A Utah juvenile court judge Dec. 5 denied an attorney’s attempt to dismiss a rare criminal libel case against a 17-year-old but immediately granted a request to appeal the ruling.
Milford High School student Ian Lake was charged with criminal libel in May after local officials discovered his personal Web site, which called his principal, Walter Schofield, the “town drunk” and featured other disparaging remarks about students and teachers at Milford High School. Police arrested Lake, seized his computer and held him in a local juvenile detention facility for seven days. He did not use any school facilities to create the site.
Rick Van Wagoner, Lake’s attorney, told the court Utah’s little-used criminal libel law is “unconstitutionally overbroad and vague.” The statute defines criminal libel as speech made with “ill will,” a standard Van Wagoner said is constitutionally protected free speech. In most states, libel is a civil, rather than criminal, matter.

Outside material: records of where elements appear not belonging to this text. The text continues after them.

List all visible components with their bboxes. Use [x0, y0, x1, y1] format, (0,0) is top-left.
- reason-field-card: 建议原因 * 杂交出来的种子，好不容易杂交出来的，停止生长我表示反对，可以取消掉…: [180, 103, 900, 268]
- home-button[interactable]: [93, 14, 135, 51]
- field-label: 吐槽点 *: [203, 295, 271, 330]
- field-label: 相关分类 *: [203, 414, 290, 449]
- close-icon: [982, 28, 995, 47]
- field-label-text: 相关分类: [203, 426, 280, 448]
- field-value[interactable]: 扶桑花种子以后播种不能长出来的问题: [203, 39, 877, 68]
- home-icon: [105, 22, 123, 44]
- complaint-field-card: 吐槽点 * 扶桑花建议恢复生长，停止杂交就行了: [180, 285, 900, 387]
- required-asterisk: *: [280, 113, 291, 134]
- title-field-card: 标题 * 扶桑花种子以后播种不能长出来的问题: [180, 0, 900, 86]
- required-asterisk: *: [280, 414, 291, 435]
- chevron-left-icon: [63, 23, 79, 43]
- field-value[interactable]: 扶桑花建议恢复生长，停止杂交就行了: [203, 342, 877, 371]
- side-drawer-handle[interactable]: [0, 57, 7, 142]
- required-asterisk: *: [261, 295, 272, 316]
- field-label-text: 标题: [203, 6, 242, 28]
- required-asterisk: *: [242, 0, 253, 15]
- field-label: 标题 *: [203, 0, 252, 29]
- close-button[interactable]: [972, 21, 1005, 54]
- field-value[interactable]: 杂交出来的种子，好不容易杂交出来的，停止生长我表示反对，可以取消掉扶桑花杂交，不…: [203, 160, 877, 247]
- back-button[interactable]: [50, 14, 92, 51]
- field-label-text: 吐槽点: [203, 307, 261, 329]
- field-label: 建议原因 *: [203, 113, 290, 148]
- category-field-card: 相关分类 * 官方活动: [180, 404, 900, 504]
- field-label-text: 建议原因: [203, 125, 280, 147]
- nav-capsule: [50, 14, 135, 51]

Judge Joseph Jackson rejected the claim but said there is enough legal uncertainty to warrant an appeal to a higher court. That appeal will be filed immediately, Van Wagoner said, and Lake will not issue a plea in the case until the appellate court rules.
In separate cases, Lake faces a civil libel suit from Schofield and has filed his own civil claim against Schofield and the school district. Lake serves as his own attorney in both civil cases.
Schofield is now principal at East High School in Salt Lake City.
Lake currently lives in California with his grandparents.